Background: Even with many direct oral anticoagulant options, brand-name or generic warfarin is still widely used to prevent atherothrombotic events in cardiology. Federal standards regulate bioequivalence of generic vs. brand-name drugs through comparative bioavailability studies but does not regulate clinical equivalence nor tolerability in a “real-life” settings. Through public health surveillance, we have evaluated the impact of the generic warfarin commercialization on health care utilization: emergency room (ER) consultations or hospitalizations.
Methods: We used an interrupted time series analysis using the Quebec Integrated Chronic Disease Surveillance System, a surveillance system from the second populous province in Canada (~8.3 million in 2017). Rates of health care utilization for warfarin users (n=280,158) aged ≥ 66 years were calculated for 6-month periods, 5 years before up to 15 years after warfarin commercialization (from January 1996 to January 2016). Periods before and after generic warfarin commercialization were compared by negative binomial segmented regression models for all users with a specific variable for generic or brand-name users. Sensitivity analyses were also conducted.

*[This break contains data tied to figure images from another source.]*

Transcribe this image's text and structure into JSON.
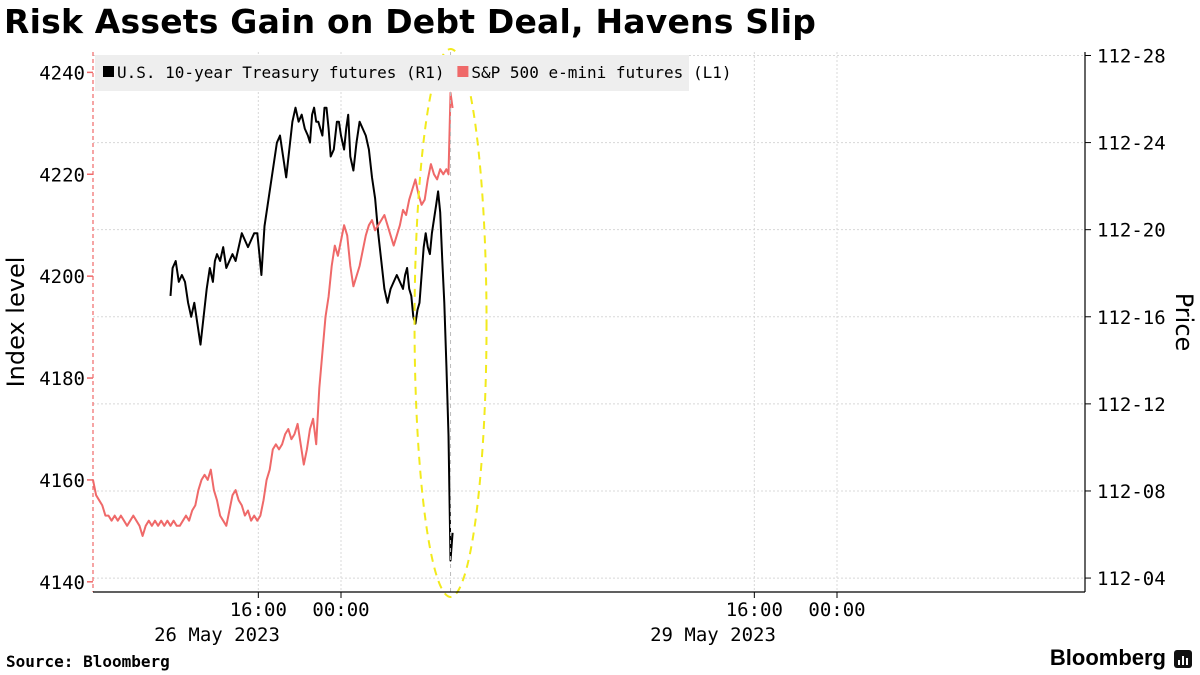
{
  "page": {
    "title": "Risk Assets Gain on Debt Deal, Havens Slip"
  },
  "footer": {
    "source": "Source: Bloomberg",
    "brand": "Bloomberg"
  },
  "colors": {
    "treasury": "#000000",
    "spx": "#ef6969",
    "highlight": "#f2ea1c",
    "grid": "#d8d8d8",
    "legend_bg": "#eeeeee"
  },
  "chart_data": {
    "type": "line",
    "title": "Risk Assets Gain on Debt Deal, Havens Slip",
    "x_axis": {
      "unit": "hours since 26 May 2023 00:00",
      "range": [
        0,
        96
      ],
      "ticks": [
        {
          "x": 16,
          "label": "16:00"
        },
        {
          "x": 24,
          "label": "00:00"
        },
        {
          "x": 64,
          "label": "16:00"
        },
        {
          "x": 72,
          "label": "00:00"
        }
      ],
      "date_labels": [
        {
          "x": 12,
          "label": "26 May 2023"
        },
        {
          "x": 60,
          "label": "29 May 2023"
        }
      ],
      "grid": true
    },
    "y_left": {
      "label": "Index level",
      "range": [
        4138,
        4244
      ],
      "ticks": [
        "4140",
        "4160",
        "4180",
        "4200",
        "4220",
        "4240"
      ]
    },
    "y_right": {
      "label": "Price",
      "range": [
        112.105,
        112.88
      ],
      "tick_values": [
        112.125,
        112.25,
        112.375,
        112.5,
        112.625,
        112.75,
        112.875
      ],
      "ticks": [
        "112-04",
        "112-08",
        "112-12",
        "112-16",
        "112-20",
        "112-24",
        "112-28"
      ]
    },
    "legend": {
      "position": "top-left"
    },
    "series": [
      {
        "name": "U.S. 10-year Treasury futures (R1)",
        "axis": "right",
        "color": "#000000",
        "x": [
          7.5,
          7.7,
          8.0,
          8.3,
          8.6,
          8.9,
          9.2,
          9.5,
          9.8,
          10.1,
          10.4,
          10.7,
          11.0,
          11.3,
          11.6,
          11.8,
          12.0,
          12.3,
          12.6,
          12.9,
          13.2,
          13.5,
          13.8,
          14.1,
          14.4,
          14.7,
          15.0,
          15.3,
          15.6,
          15.9,
          16.1,
          16.3,
          16.6,
          16.9,
          17.2,
          17.5,
          17.8,
          18.1,
          18.4,
          18.7,
          19.0,
          19.3,
          19.6,
          19.9,
          20.2,
          20.5,
          20.8,
          21.0,
          21.2,
          21.4,
          21.6,
          21.8,
          22.0,
          22.2,
          22.4,
          22.6,
          22.8,
          23.0,
          23.3,
          23.6,
          23.8,
          24.0,
          24.3,
          24.5,
          24.7,
          24.9,
          25.2,
          25.5,
          25.8,
          26.1,
          26.4,
          26.7,
          27.0,
          27.3,
          27.6,
          27.9,
          28.2,
          28.5,
          28.8,
          29.1,
          29.4,
          29.7,
          30.0,
          30.2,
          30.4,
          30.6,
          30.8,
          31.0,
          31.2,
          31.4,
          31.6,
          31.8,
          32.0,
          32.2,
          32.4,
          32.6,
          32.8,
          33.0,
          33.2,
          33.4,
          33.6,
          33.8,
          34.0,
          34.2,
          34.4,
          34.6,
          34.8
        ],
        "values": [
          112.53,
          112.57,
          112.58,
          112.55,
          112.56,
          112.55,
          112.52,
          112.5,
          112.52,
          112.49,
          112.46,
          112.5,
          112.54,
          112.57,
          112.55,
          112.58,
          112.59,
          112.58,
          112.6,
          112.57,
          112.58,
          112.59,
          112.58,
          112.6,
          112.62,
          112.61,
          112.6,
          112.61,
          112.62,
          112.62,
          112.59,
          112.56,
          112.63,
          112.66,
          112.69,
          112.72,
          112.75,
          112.76,
          112.73,
          112.7,
          112.74,
          112.78,
          112.8,
          112.78,
          112.79,
          112.77,
          112.76,
          112.75,
          112.79,
          112.8,
          112.78,
          112.78,
          112.77,
          112.76,
          112.8,
          112.8,
          112.77,
          112.73,
          112.74,
          112.78,
          112.78,
          112.76,
          112.74,
          112.77,
          112.79,
          112.73,
          112.71,
          112.75,
          112.78,
          112.77,
          112.76,
          112.74,
          112.7,
          112.67,
          112.62,
          112.58,
          112.54,
          112.52,
          112.54,
          112.55,
          112.56,
          112.55,
          112.54,
          112.56,
          112.57,
          112.54,
          112.53,
          112.5,
          112.49,
          112.51,
          112.52,
          112.56,
          112.6,
          112.62,
          112.6,
          112.59,
          112.62,
          112.64,
          112.66,
          112.68,
          112.65,
          112.58,
          112.52,
          112.43,
          112.33,
          112.15,
          112.19
        ]
      },
      {
        "name": "S&P 500 e-mini futures (L1)",
        "axis": "left",
        "color": "#ef6969",
        "x": [
          0.0,
          0.3,
          0.6,
          0.9,
          1.2,
          1.5,
          1.8,
          2.1,
          2.4,
          2.7,
          3.0,
          3.3,
          3.6,
          3.9,
          4.2,
          4.5,
          4.8,
          5.1,
          5.4,
          5.7,
          6.0,
          6.3,
          6.6,
          6.9,
          7.2,
          7.5,
          7.8,
          8.1,
          8.4,
          8.7,
          9.0,
          9.3,
          9.6,
          9.9,
          10.2,
          10.5,
          10.8,
          11.1,
          11.4,
          11.7,
          12.0,
          12.3,
          12.6,
          12.9,
          13.2,
          13.5,
          13.8,
          14.1,
          14.4,
          14.7,
          15.0,
          15.3,
          15.6,
          15.9,
          16.2,
          16.5,
          16.8,
          17.1,
          17.4,
          17.7,
          18.0,
          18.3,
          18.6,
          18.9,
          19.2,
          19.5,
          19.8,
          20.1,
          20.4,
          20.7,
          21.0,
          21.3,
          21.6,
          21.9,
          22.2,
          22.5,
          22.8,
          23.1,
          23.4,
          23.7,
          24.0,
          24.3,
          24.6,
          24.9,
          25.2,
          25.5,
          25.8,
          26.1,
          26.4,
          26.7,
          27.0,
          27.3,
          27.6,
          27.9,
          28.2,
          28.5,
          28.8,
          29.1,
          29.4,
          29.7,
          30.0,
          30.3,
          30.6,
          30.9,
          31.2,
          31.5,
          31.8,
          32.1,
          32.4,
          32.7,
          33.0,
          33.3,
          33.6,
          33.9,
          34.2,
          34.4,
          34.6,
          34.8
        ],
        "values": [
          4160,
          4157,
          4156,
          4155,
          4153,
          4153,
          4152,
          4153,
          4152,
          4153,
          4152,
          4151,
          4152,
          4153,
          4152,
          4151,
          4149,
          4151,
          4152,
          4151,
          4152,
          4151,
          4152,
          4151,
          4152,
          4151,
          4152,
          4151,
          4151,
          4152,
          4153,
          4152,
          4154,
          4155,
          4158,
          4160,
          4161,
          4160,
          4162,
          4158,
          4156,
          4153,
          4152,
          4151,
          4154,
          4157,
          4158,
          4156,
          4155,
          4153,
          4154,
          4152,
          4153,
          4152,
          4153,
          4156,
          4160,
          4162,
          4166,
          4167,
          4166,
          4167,
          4169,
          4170,
          4168,
          4169,
          4171,
          4167,
          4163,
          4166,
          4170,
          4172,
          4167,
          4178,
          4185,
          4192,
          4196,
          4202,
          4206,
          4204,
          4207,
          4210,
          4208,
          4202,
          4198,
          4200,
          4202,
          4205,
          4208,
          4210,
          4211,
          4209,
          4210,
          4211,
          4212,
          4210,
          4208,
          4206,
          4208,
          4210,
          4213,
          4212,
          4215,
          4217,
          4219,
          4216,
          4214,
          4215,
          4219,
          4222,
          4220,
          4219,
          4221,
          4220,
          4221,
          4220,
          4236,
          4233
        ]
      }
    ],
    "annotations": [
      {
        "shape": "dashed-ellipse",
        "x_center": 34.6,
        "note": ""
      }
    ]
  }
}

Results: Generic warfarin analogs (n=5) were commercialized from January 2001. There was an approximated mean rate of 1134 ER or hospitalizations for 1000 brand-name and generic users per 6-month period, similar before and after generics commercialization. After generics commercialization, there was an immediate increase in rates of health care utilization for generic (9.9%) vs. brand-name users (0%), a statistically significant difference (9.9% [95% confidence interval: 4.4% to 15.5%], p = 0.0001). Rates of health care utilization remained stable and higher for generic vs. brand-name users throughout the period after generics commercialization.
Conclusion: Among generic warfarin users, we observed an increased rates of health care utilization soon after generics commercialization. Risk and survival analysis studies controlling for potential confounders are required to deepen this pharmacovigilance signal as stricter licensing process may be required.